The complaint stated that because of GNC’s violation of UPTA, it is liable for civil penalties as well as injunctive relief, restitution, and disgorgement. Rosenblum commented in the press release: “It is scary to know that certain products sold by GNC contain an ingredient that is not even labeled—let alone approved in the United States.” She also pointed out that the state believes that thousands of these products had been sold in the 25 GNC stores in the state “over the span of a couple of years.”

Similar matters

Recently, the federal DOJ has dealt with similar issues of adulterated or misbranded dietary supplements through investigations, settlements, and in some cases, charges and indictments against the offending companies and their owners. Some of these actions have ultimately resulted in recalls, penalties, and even incarceration for dietary supplement companies owners (see Dietary supplement maker agrees to cease manufacturing, recall products, Health Law Daily, September 28, 2015 and Misbranded diet supplement company owner faces 30 months in prison, fines, Health Law Daily, October 20, 2015).

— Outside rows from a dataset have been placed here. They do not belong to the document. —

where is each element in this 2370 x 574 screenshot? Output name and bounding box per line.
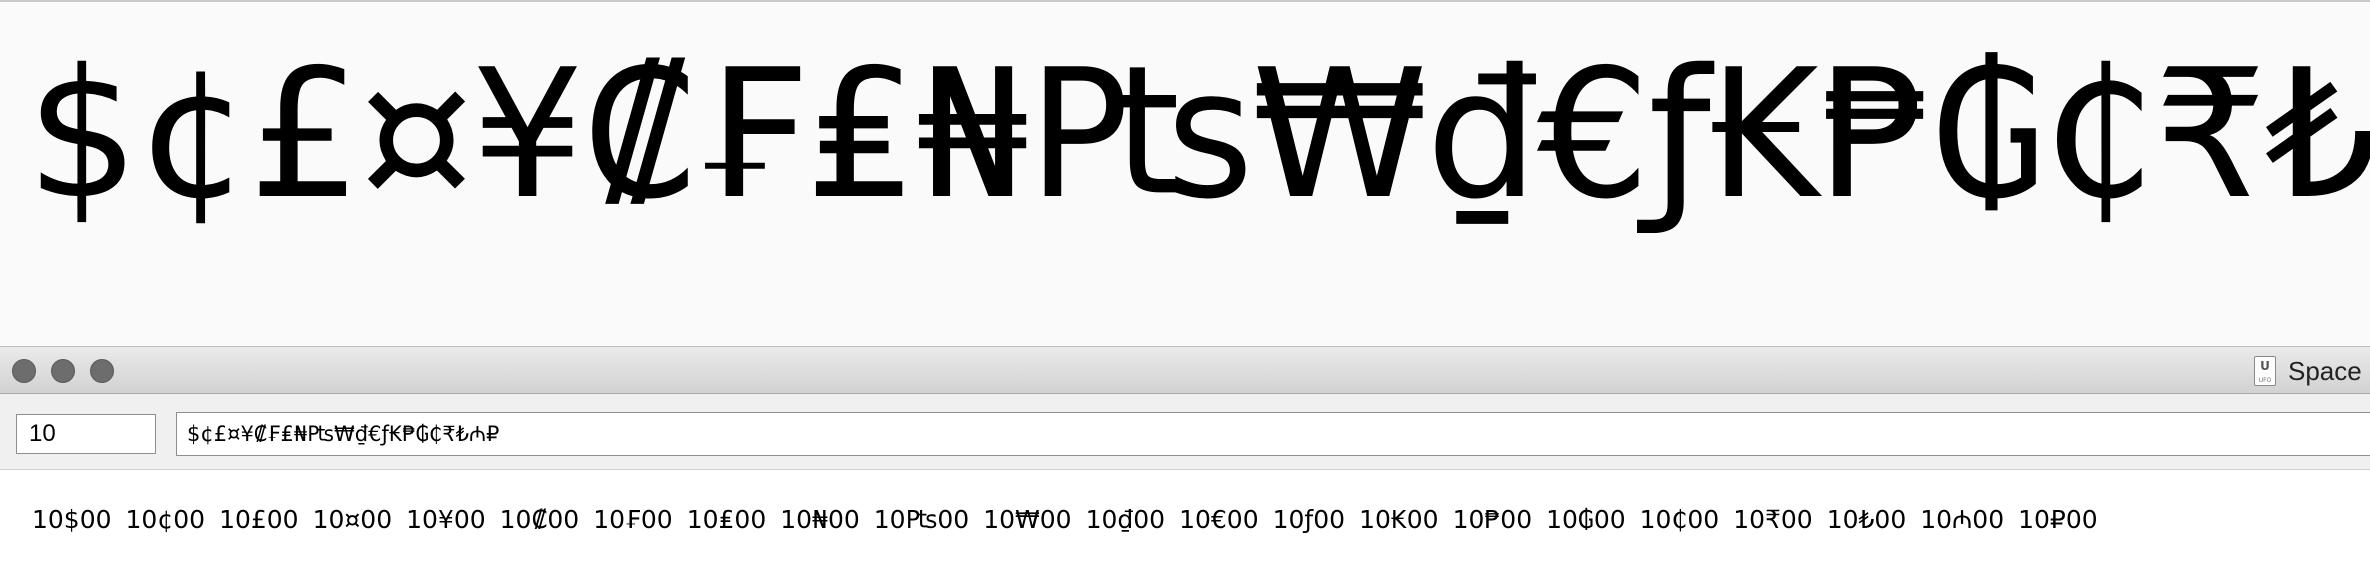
close-window-button[interactable] — [12, 359, 36, 383]
spacing-string: 10₫00 — [1085, 505, 1166, 534]
spacing-string: 10₡00 — [499, 505, 580, 534]
spacing-string: 10₵00 — [1639, 505, 1720, 534]
ufo-file-icon-letter: U — [2260, 359, 2270, 373]
spacing-string: 10₼00 — [1920, 505, 2005, 534]
glyph-preview: $¢£¤¥₡₣₤₦₧₩₫€ƒ₭₱₲₵₹₺₼₽ — [0, 0, 2370, 346]
spacing-string: 10₩00 — [983, 505, 1072, 534]
spacing-string: 10¢00 — [125, 505, 206, 534]
spacing-string: 10₣00 — [593, 505, 673, 534]
title-bar[interactable]: U UFO Space — [0, 346, 2370, 394]
spacing-string: 10₱00 — [1452, 505, 1533, 534]
spacing-string: 10₺00 — [1826, 505, 1907, 534]
spacing-string: 10₦00 — [780, 505, 860, 534]
spacing-string: 10₭00 — [1359, 505, 1439, 534]
spacing-string: 10¥00 — [406, 505, 486, 534]
spacing-string: 10₽00 — [2018, 505, 2098, 534]
window-title: Space — [2288, 356, 2362, 386]
zoom-window-button[interactable] — [90, 359, 114, 383]
ufo-file-icon[interactable]: U UFO — [2254, 356, 2276, 386]
space-window: $¢£¤¥₡₣₤₦₧₩₫€ƒ₭₱₲₵₹₺₼₽ U UFO Space 10$00… — [0, 0, 2370, 574]
toolbar — [0, 394, 2370, 470]
spacing-strings: 10$00 10¢00 10£00 10¤00 10¥00 10₡00 10₣00 10₤00… — [32, 500, 2112, 540]
sample-text-input[interactable] — [176, 412, 2370, 456]
spacing-string: 10ƒ00 — [1272, 505, 1346, 534]
spacing-string: 10₤00 — [686, 505, 767, 534]
spacing-string: 10£00 — [219, 505, 299, 534]
minimize-window-button[interactable] — [51, 359, 75, 383]
spacing-string: 10$00 — [32, 505, 112, 534]
size-input[interactable] — [16, 414, 156, 454]
spacing-string: 10₧00 — [873, 505, 970, 534]
ufo-file-icon-sublabel: UFO — [2258, 377, 2272, 384]
spacing-string: 10€00 — [1179, 505, 1259, 534]
spacing-string: 10¤00 — [312, 505, 393, 534]
preview-glyphs-text: $¢£¤¥₡₣₤₦₧₩₫€ƒ₭₱₲₵₹₺₼₽ — [26, 31, 2370, 238]
spacing-string: 10₹00 — [1733, 505, 1813, 534]
spacing-string: 10₲00 — [1546, 505, 1626, 534]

Moreover, earlier this year, the New York AG, Eric T. Schneiderman, sent GNC as well as Target, Walgreens, and Walmart, cease and desist letters alleging that some of the herbal substances sold at these stores contained products that did not contain the labeled substances or were missing certain substances on the labels that were in the products (see GNC, Target, Walgreens, and Walmart herbal supplements allegedly mislabeled, contaminated, Health Law Daily, February 6, 2015).